İntihar girişiminde bulunan genç kızın avukatı Tolga Turgut, geçen yıl mayıs ayında savcılığa verdiği dilekçesinde, müvekilinin apartmanın 4'üncü katından atlayarak intihar girişiminde bulunduğunu, halen yatağa bağlı şekilde yaşamını sürdürdüğünü, bir daha yürüyememe tehlikesiyle karşı karşıya olduğunu belirtti. Müvekkilinin teşebbüsünün, olay yerine gelen muhabirlerce saniye saniye görüntülendiğini kaydeden Turgut, "Kamera kayıtlarında, intihar girişimi sırasında itfaiye görevlilerinin ivedi olarak açmaları gereken hava yastığı ya da brandayı zamanında açmadıkları görülüyor. Olay anında psikolojisi her an atlamaya müsait olan, hal ve hareketleri, özellikle de ağlamasından bu hali belli olan müvekkilimin durumu, görevlilerce gözardı edilmiştir. Görevliler 'Nasıl olsa atlamaz, iner' düşüncesiyle yavaş hareket etmişlerdir. Elbette bu sonucu görevliler istememiştir, ancak onların yavaş hareket etmeleri sonucu müvekkilimiz ağır şekilde yaralanmış ve bu üzücü sonuç ortaya çıkmıştır" dedi.
İtfaiye görevlilerinin 'görevi ihmal' suçundan yargılanmasını talep eden Avukat Tolga Turgut, çeşitli haber kanallarında yayınlanan, olaya ilişkin görüntüleri de delil olarak İzmir Cumhuriyet Başsavcılığı'na verdi.

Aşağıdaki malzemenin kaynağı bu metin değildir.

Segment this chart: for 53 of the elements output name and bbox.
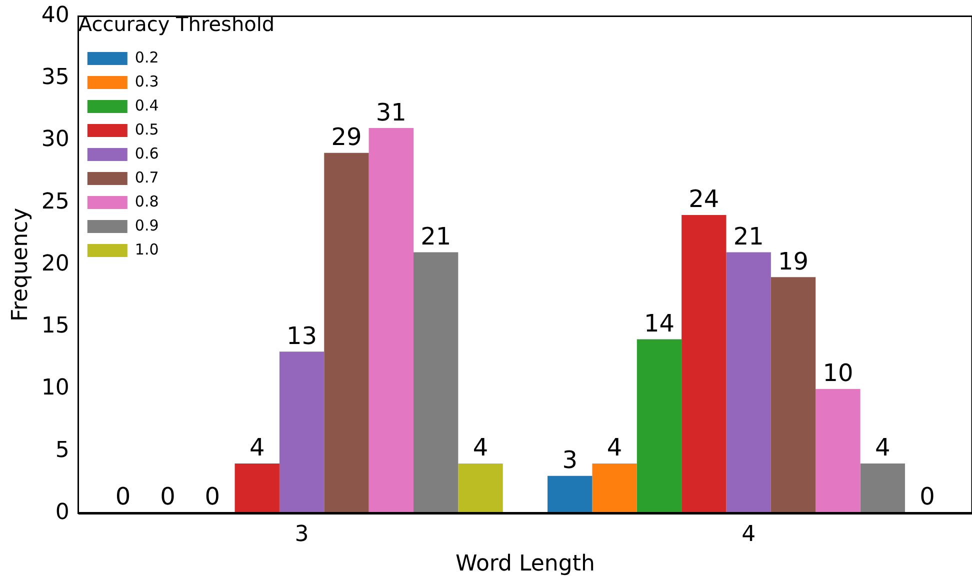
legend-title: Accuracy Threshold (78, 12, 275, 36)
data-label: 24 (688, 185, 720, 214)
bar (860, 464, 905, 514)
y-tick-label: 0 (55, 500, 70, 525)
data-label: 14 (644, 309, 675, 338)
x-axis-title: Word Length (455, 552, 595, 577)
bar (636, 339, 682, 514)
data-label: 4 (472, 434, 488, 462)
legend-label: 0.2 (134, 48, 159, 66)
bar (234, 464, 280, 514)
data-label: 4 (875, 434, 890, 462)
bar (816, 388, 860, 514)
data-label: 10 (822, 359, 854, 388)
y-tick-label: 5 (55, 438, 70, 463)
data-label: 29 (331, 123, 362, 152)
bar (682, 215, 726, 514)
bar (548, 476, 592, 514)
bar (726, 252, 771, 514)
legend-label: 0.4 (134, 96, 159, 114)
legend-label: 0.5 (134, 120, 159, 138)
legend-label: 0.9 (134, 216, 159, 234)
bar (324, 152, 369, 514)
data-label: 21 (733, 222, 764, 251)
y-axis-title: Frequency (8, 208, 33, 322)
bar (770, 277, 816, 514)
bar (368, 128, 414, 514)
data-label: 0 (115, 482, 131, 510)
y-tick-label: 15 (41, 314, 70, 339)
data-label: 4 (606, 434, 622, 462)
y-tick-label: 10 (41, 376, 70, 401)
bar (592, 464, 637, 514)
legend-label: 0.8 (134, 192, 159, 210)
y-tick-label: 30 (41, 127, 70, 152)
data-label: 3 (562, 446, 578, 474)
y-tick-label: 20 (41, 251, 70, 276)
y-tick-label: 25 (41, 189, 70, 214)
y-tick-label: 35 (41, 65, 70, 90)
data-label: 4 (249, 434, 265, 462)
data-label: 31 (376, 98, 406, 126)
legend-label: 0.6 (134, 144, 159, 162)
data-label: 19 (778, 247, 809, 276)
bar (279, 352, 324, 514)
legend-label: 0.7 (134, 168, 159, 186)
data-label: 0 (160, 482, 176, 510)
data-label: 13 (286, 322, 318, 350)
data-label: 0 (920, 482, 935, 510)
y-tick-label: 40 (41, 2, 70, 28)
legend-label: 0.3 (134, 72, 159, 90)
bar (458, 464, 503, 514)
bar (413, 252, 458, 514)
data-label: 21 (420, 222, 452, 251)
legend-label: 1.0 (134, 240, 159, 258)
data-label: 0 (204, 482, 220, 510)
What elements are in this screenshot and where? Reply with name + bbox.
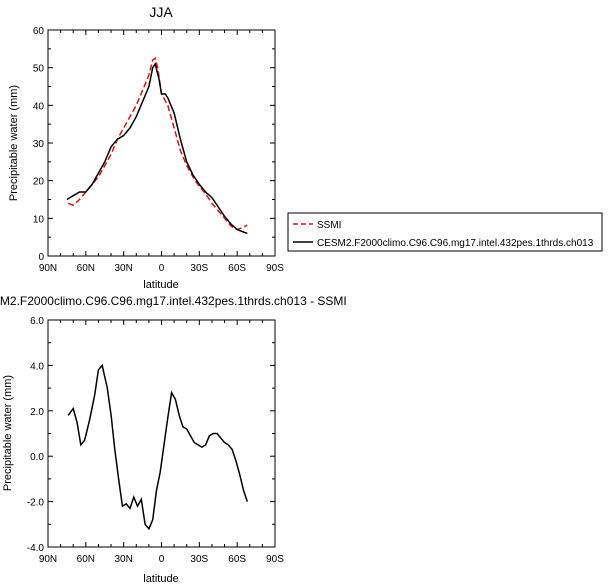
bottom-title: CESM2.F2000climo.C96.C96.mg17.intel.432p… [0, 294, 347, 308]
bottom-x-axis: 90N 60N 30N 0 30S 60S 90S [39, 320, 284, 565]
top-y-axis: 0 10 20 30 40 50 60 [33, 26, 275, 263]
top-xtick-label: 60S [228, 263, 246, 274]
legend-label-cesm2: CESM2.F2000climo.C96.C96.mg17.intel.432p… [317, 238, 594, 249]
bottom-xtick-label: 0 [159, 554, 165, 565]
bottom-xtick-label: 90N [39, 554, 57, 565]
legend: SSMI CESM2.F2000climo.C96.C96.mg17.intel… [287, 212, 603, 252]
top-title: JJA [149, 4, 173, 20]
top-ytick-label: 40 [33, 101, 45, 112]
legend-label-ssmi: SSMI [317, 220, 341, 231]
top-ytick-label: 50 [33, 64, 45, 75]
top-ytick-label: 30 [33, 139, 45, 150]
top-ytick-label: 0 [38, 252, 44, 263]
top-panel: JJA 0 10 20 30 40 50 60 90N 60N 30N 0 30S 60S 90S la… [8, 4, 284, 291]
top-xlabel: latitude [143, 279, 178, 291]
top-series-group [66, 57, 248, 235]
bottom-ytick-label: 4.0 [30, 361, 44, 372]
bottom-difference-line [67, 363, 249, 531]
top-ytick-label: 20 [33, 177, 45, 188]
bottom-xlabel: latitude [143, 573, 178, 585]
top-ytick-label: 60 [33, 26, 45, 37]
top-xtick-label: 90N [39, 263, 57, 274]
top-xtick-label: 0 [159, 263, 165, 274]
bottom-xtick-label: 90S [266, 554, 284, 565]
bottom-series-group [67, 363, 249, 531]
legend-box [287, 212, 603, 252]
bottom-panel: CESM2.F2000climo.C96.C96.mg17.intel.432p… [0, 294, 347, 585]
top-cesm2-line [66, 62, 248, 235]
top-xtick-label: 30S [190, 263, 208, 274]
bottom-xtick-label: 30S [190, 554, 208, 565]
bottom-ytick-label: -2.0 [27, 498, 45, 509]
bottom-ytick-label: -4.0 [27, 543, 45, 554]
top-x-axis: 90N 60N 30N 0 30S 60S 90S [39, 30, 284, 274]
bottom-xtick-label: 60S [228, 554, 246, 565]
bottom-ytick-label: 2.0 [30, 407, 44, 418]
top-plot-frame [47, 29, 276, 257]
bottom-ylabel: Precipitable water (mm) [2, 375, 14, 491]
bottom-ytick-label: 6.0 [30, 316, 44, 327]
top-ytick-label: 10 [33, 214, 45, 225]
bottom-xtick-label: 30N [114, 554, 132, 565]
top-ylabel: Precipitable water (mm) [8, 85, 20, 201]
bottom-plot-frame [47, 319, 276, 548]
bottom-ytick-label: 0.0 [30, 452, 44, 463]
top-ssmi-line [67, 57, 248, 231]
bottom-xtick-label: 60N [77, 554, 95, 565]
top-xtick-label: 30N [114, 263, 132, 274]
bottom-y-axis: -4.0 -2.0 0.0 2.0 4.0 6.0 [27, 316, 275, 554]
top-xtick-label: 90S [266, 263, 284, 274]
top-xtick-label: 60N [77, 263, 95, 274]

İzmir Büyükşehir Belediyesi İtfaiye Daire Başkanı Fuat Barandır, olayın ardından yaptığı açıklamada itfaiyenin görevini tamamıyla yerine getirdiğini belirtti, A.A.'nın içeri girip, aniden atlaması nedeniyle hava yastığının kenarına düştüğünü söyledi.

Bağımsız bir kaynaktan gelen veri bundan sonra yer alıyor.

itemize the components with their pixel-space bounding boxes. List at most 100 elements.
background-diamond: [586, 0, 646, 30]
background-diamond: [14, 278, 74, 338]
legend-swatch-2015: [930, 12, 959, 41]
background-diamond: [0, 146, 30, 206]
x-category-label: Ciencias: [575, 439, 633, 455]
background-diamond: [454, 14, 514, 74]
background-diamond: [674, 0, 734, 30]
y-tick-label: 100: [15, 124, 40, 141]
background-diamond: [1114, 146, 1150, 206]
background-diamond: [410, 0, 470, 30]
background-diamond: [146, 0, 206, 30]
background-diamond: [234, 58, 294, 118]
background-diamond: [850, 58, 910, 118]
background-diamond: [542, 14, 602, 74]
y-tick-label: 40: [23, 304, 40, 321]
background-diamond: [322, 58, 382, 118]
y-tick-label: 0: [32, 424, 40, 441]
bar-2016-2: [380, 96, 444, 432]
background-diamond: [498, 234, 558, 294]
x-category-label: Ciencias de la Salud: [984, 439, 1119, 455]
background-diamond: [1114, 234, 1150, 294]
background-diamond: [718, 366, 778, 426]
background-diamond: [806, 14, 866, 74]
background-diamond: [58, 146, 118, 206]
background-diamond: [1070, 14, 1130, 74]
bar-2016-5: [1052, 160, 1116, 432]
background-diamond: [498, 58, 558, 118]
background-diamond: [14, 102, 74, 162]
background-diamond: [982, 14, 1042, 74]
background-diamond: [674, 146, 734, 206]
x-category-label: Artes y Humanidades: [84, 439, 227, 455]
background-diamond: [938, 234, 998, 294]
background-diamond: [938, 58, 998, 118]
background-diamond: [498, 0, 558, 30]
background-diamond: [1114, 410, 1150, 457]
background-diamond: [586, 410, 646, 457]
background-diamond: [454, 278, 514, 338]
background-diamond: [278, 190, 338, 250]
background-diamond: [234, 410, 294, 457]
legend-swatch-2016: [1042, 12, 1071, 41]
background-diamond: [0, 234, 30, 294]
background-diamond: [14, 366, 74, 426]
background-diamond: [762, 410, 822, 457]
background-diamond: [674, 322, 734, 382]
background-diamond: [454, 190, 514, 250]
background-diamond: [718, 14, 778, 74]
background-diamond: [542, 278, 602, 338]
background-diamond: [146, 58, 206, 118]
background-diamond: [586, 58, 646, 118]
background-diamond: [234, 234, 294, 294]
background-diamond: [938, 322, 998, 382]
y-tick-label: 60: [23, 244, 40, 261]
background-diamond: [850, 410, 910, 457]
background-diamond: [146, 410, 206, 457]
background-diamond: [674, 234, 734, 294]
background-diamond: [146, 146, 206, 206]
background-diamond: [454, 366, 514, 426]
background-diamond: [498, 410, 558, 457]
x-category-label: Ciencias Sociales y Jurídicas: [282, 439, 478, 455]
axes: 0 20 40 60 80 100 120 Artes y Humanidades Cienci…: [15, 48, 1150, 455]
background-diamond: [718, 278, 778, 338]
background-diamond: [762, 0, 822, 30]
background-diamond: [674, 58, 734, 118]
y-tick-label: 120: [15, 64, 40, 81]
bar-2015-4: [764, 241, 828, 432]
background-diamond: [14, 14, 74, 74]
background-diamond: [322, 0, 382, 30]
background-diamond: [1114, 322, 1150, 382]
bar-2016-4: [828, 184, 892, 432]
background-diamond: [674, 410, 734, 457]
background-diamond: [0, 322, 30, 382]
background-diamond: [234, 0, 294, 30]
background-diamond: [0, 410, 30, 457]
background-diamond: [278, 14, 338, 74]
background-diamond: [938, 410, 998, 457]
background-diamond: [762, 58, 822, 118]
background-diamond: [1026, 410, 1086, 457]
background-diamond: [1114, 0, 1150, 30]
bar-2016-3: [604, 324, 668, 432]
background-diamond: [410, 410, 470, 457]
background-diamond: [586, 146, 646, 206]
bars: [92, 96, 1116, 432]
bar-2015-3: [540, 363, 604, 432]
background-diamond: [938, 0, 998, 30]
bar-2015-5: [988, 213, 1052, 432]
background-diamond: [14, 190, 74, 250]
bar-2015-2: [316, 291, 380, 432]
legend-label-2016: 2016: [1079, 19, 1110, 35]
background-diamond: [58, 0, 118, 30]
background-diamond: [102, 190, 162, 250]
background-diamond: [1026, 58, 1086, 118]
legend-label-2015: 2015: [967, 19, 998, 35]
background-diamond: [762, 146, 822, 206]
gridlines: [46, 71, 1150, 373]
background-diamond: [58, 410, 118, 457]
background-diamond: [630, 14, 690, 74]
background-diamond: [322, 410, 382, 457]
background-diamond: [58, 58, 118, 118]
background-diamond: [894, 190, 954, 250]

Soruşturmayı yürüten savcılık, olay sırasında görevli olan ve suçlanan itfaiye erleri hakkında Valilikten soruşturma izni istedi. Valilik, itfaiyeciler hakkında soruşturma izni vermedi. Bunun üzerine A.A'nın avukatı Tolga Turgut, soruşturma izni verilmesi için İdare Mahkemesi'ne başvurdu. İdare Mahkemesi'de Valiliğin kararının doğru olduğunu belirterek, itfaiyeciler hakkında dava açılmasına yer olmadığına karar verdi.